Margrét Rósa Hálfdánardóttir

Personal information
- Born: 2 June 1994 (age 30)
- Nationality: Icelandic
- Listed height: 174 cm (5 ft 9 in)

Career information
- College: Canisius (2014–2018)
- Playing career: 2008–2018
- Position: Guard

Career history
- 2008–2014: Haukar

Career highlights and awards
- Icelandic championship (2009); 2x Icelandic Basketball Cup (2010, 2014); Icelandic Company Cup (2011); Úrvalsdeild Young Player of the Year (2012); 3x MAAC All-Academic team (2016–2018);

= Margrét Rósa Hálfdánardóttir =

Icelandic basketball player

Margrét Rósa Hálfdánardóttir (born 2 June 1994) is an Icelandic former basketball player and a former member of the Icelandic national basketball team. She won the Icelandic championship with Haukar in 2009.

==Playing career==
===Haukar (2008–2014)===
After coming up through the junior ranks of Haukar, Margrét debuted with the senior team during the 2008–2009 season. She won the Icelandic championship in after Haukar beat KR 3-2 in the Úrvalsdeild finals.

She broke into the rotation during the 2011–2012 season where she averaged 10.0 points and 3.5 rebounds per game. For her efforts she was selected as the Úrvalsdeild Young Player of the Year. The following season, she averaged a career high 13.0 points along with 4.4 rebounds and 3.0 assists per game. During her last season with Haukar, Margrét averaged 11.8 points, 4.5 rebounds and 3.3 assists per game.

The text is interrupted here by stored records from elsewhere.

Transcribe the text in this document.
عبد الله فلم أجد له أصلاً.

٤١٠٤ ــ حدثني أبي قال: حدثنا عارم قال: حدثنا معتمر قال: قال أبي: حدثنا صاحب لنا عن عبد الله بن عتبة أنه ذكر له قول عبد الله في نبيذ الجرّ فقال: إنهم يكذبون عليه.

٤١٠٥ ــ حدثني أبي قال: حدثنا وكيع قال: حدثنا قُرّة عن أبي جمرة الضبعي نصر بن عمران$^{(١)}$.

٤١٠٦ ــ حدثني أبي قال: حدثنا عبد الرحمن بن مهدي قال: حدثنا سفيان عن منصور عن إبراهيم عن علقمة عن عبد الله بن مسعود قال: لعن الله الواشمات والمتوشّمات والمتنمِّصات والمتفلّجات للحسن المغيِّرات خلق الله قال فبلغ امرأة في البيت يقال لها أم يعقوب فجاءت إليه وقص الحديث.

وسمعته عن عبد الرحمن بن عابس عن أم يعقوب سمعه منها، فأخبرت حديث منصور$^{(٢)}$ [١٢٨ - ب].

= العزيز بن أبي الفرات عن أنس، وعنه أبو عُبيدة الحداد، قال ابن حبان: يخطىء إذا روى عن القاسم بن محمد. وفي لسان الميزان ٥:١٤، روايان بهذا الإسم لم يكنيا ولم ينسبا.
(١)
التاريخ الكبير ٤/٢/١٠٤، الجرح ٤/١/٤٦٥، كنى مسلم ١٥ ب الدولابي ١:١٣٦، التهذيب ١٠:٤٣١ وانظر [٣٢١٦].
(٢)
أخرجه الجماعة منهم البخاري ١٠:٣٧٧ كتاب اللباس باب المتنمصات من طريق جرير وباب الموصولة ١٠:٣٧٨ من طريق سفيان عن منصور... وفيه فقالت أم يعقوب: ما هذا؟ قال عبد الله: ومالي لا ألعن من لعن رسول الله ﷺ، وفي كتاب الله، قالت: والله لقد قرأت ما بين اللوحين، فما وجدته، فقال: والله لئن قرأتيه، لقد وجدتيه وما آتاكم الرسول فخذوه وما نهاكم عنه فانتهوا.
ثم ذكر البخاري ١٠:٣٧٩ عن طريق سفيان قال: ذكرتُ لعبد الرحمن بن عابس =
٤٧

===Canisius College (2014–2018)===
In 20114, Margrét Rósa joined Canisius College. During her freshman season, she appeared in 29 games, averaging 3.7 points and 1.0 rebounds.

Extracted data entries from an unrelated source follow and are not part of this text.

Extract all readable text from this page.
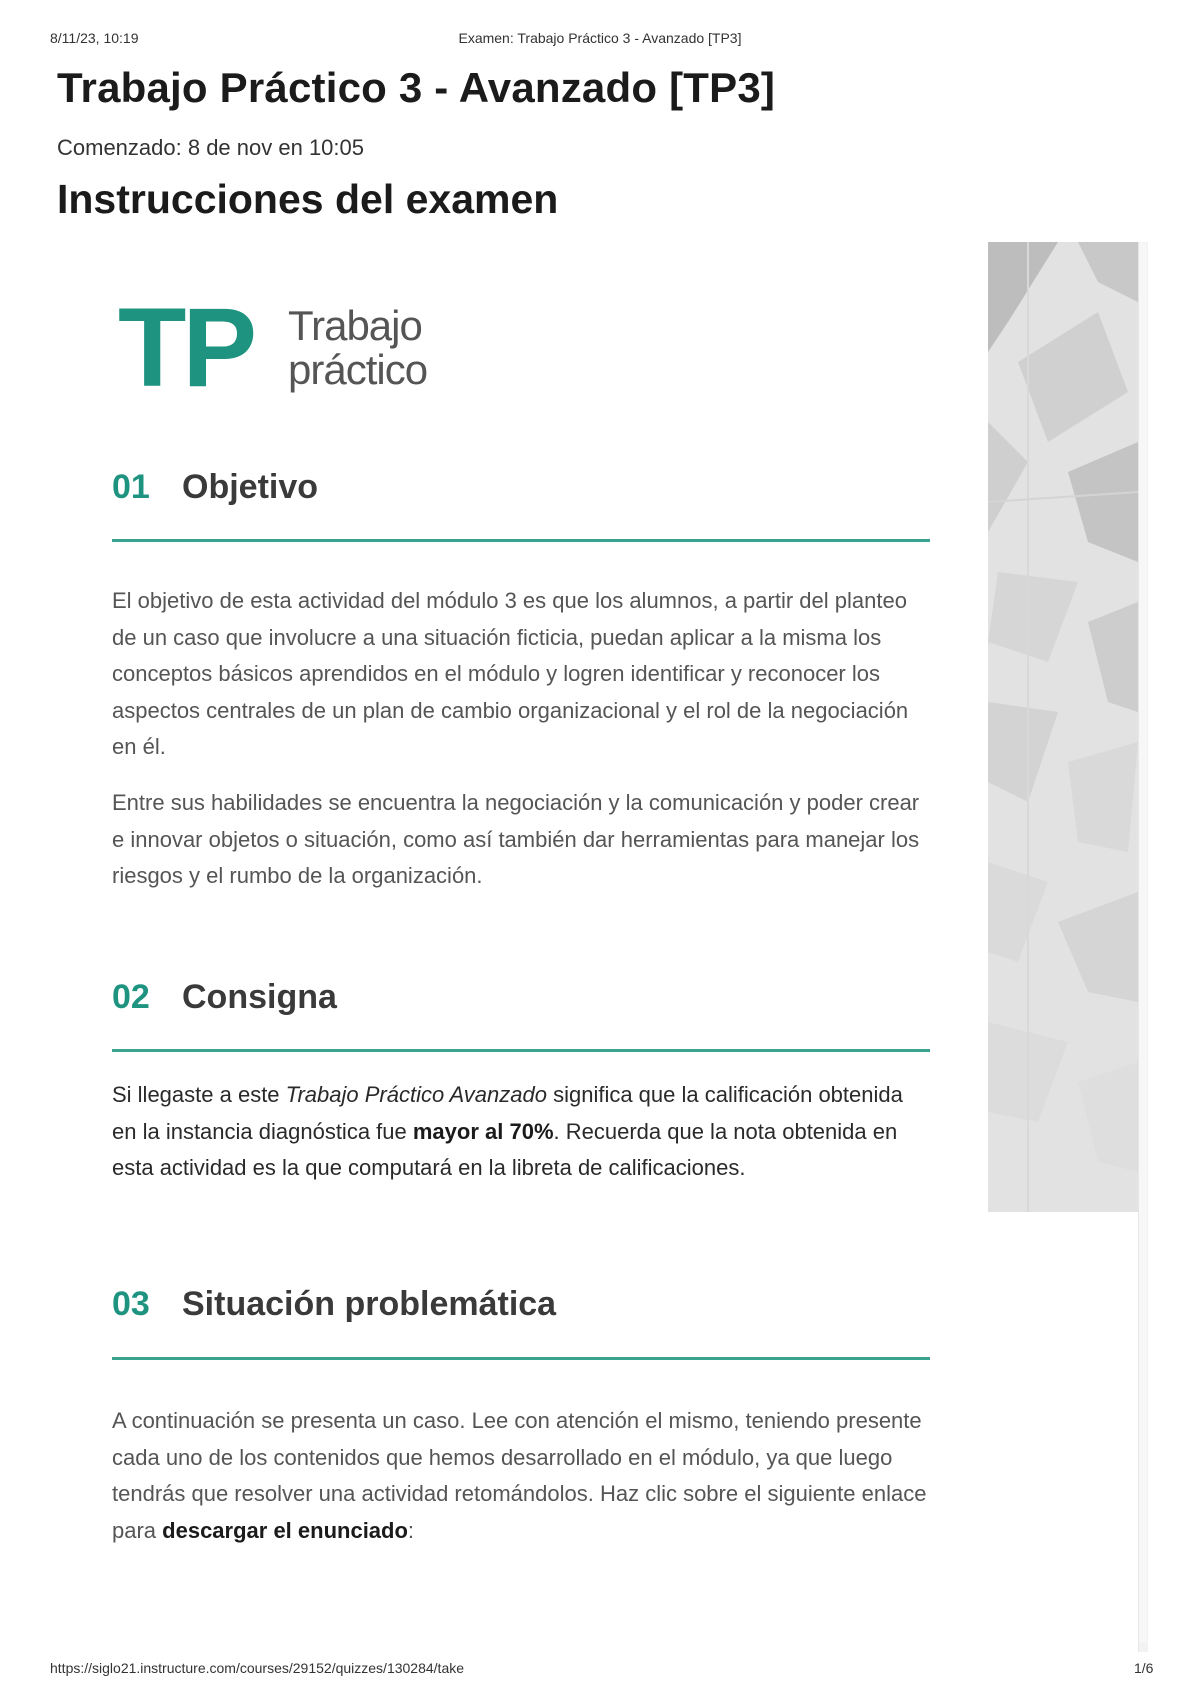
8/11/23, 10:19	Examen: Trabajo Práctico 3 - Avanzado [TP3]
Trabajo Práctico 3 - Avanzado [TP3]
Comenzado: 8 de nov en 10:05
Instrucciones del examen
TP Trabajo
práctico
01 Objetivo

El objetivo de esta actividad del módulo 3 es que los alumnos, a partir del planteo de un caso que involucre a una situación ficticia, puedan aplicar a la misma los conceptos básicos aprendidos en el módulo y logren identificar y reconocer los aspectos centrales de un plan de cambio organizacional y el rol de la negociación en él.

Entre sus habilidades se encuentra la negociación y la comunicación y poder crear e innovar objetos o situación, como así también dar herramientas para manejar los riesgos y el rumbo de la organización.

02 Consigna

Si llegaste a este Trabajo Práctico Avanzado significa que la calificación obtenida en la instancia diagnóstica fue mayor al 70%. Recuerda que la nota obtenida en esta actividad es la que computará en la libreta de calificaciones.

03 Situación problemática

A continuación se presenta un caso. Lee con atención el mismo, teniendo presente cada uno de los contenidos que hemos desarrollado en el módulo, ya que luego tendrás que resolver una actividad retomándolos. Haz clic sobre el siguiente enlace para descargar el enunciado:

https://siglo21.instructure.com/courses/29152/quizzes/130284/take	1/6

In 2015 she was joined at Canisius by fellow Icelander Sara Rún Hinriksdóttir. She appeared in 30 games and started 29, averaging 9.6 points, 2.4 rebounds and 2.0 assists per game while leading the team in three point accuracy, by making 43.6% of her three-point shots.

During her junior season, Margrét appeared in 31 games and made 30 starts. She averaged 9.2 points per game while making 39.2% of her three-point shots.

Margrét started 27 of 30 games played as a senior. She averaged 9.2 points per game and scored a career high 23 points against Monmouth on 16 February 2018.

After graduating from college, Margrét decided to step away from basketball.
====College statistics====

| Year | Team | GP | Points | FG% | 3P% | FT% | RPG | APG | SPG | BPG | PPG |
|---|---|---|---|---|---|---|---|---|---|---|---|
| 2014-15 | Canisius | 29 | 106 | 37.9% | 27.8% | 72.0% | 1.0 | 0.9 | 0.6 | - | 3.7 |
| 2015-16 | Canisius | 30 | 288 | 43.0% | 42.2% | 78.8% | 2.5 | 2.0 | 0.8 | 0.1 | 9.6 |
| 2016-17 | Canisius | 31 | 286 | 46.6% | 39.2% | 71.4% | 1.8 | 2.1 | 0.8 | 0.1 | 9.2 |
| 2017-18 | Canisius | 30 | 277 | 41.3% | 30.3% | 77.2% | 2.2 | 2.2 | 0.7 | 0.2 | 9.2 |
| Career |  | 120 | 957 | 42.9% | 35.8% | 75.8% | 1.9 | 1.8 | 0.7 | 0.1 | 8.0 |

Source

==National team career==
After debuting with the Icelandic national team in 2014, Margrét went on to play 12 games for the team. Due to commitments
to the Canisius College, she was unable to join the national team for most of her college career.

==Personal life==
Margrét's parents, Hálfdán Markússon and Sóley Indriðadóttir, both played basketball for Haukar. Her sister, Sylvía Rún Hálfdánardóttir, plays for the Icelandic national team.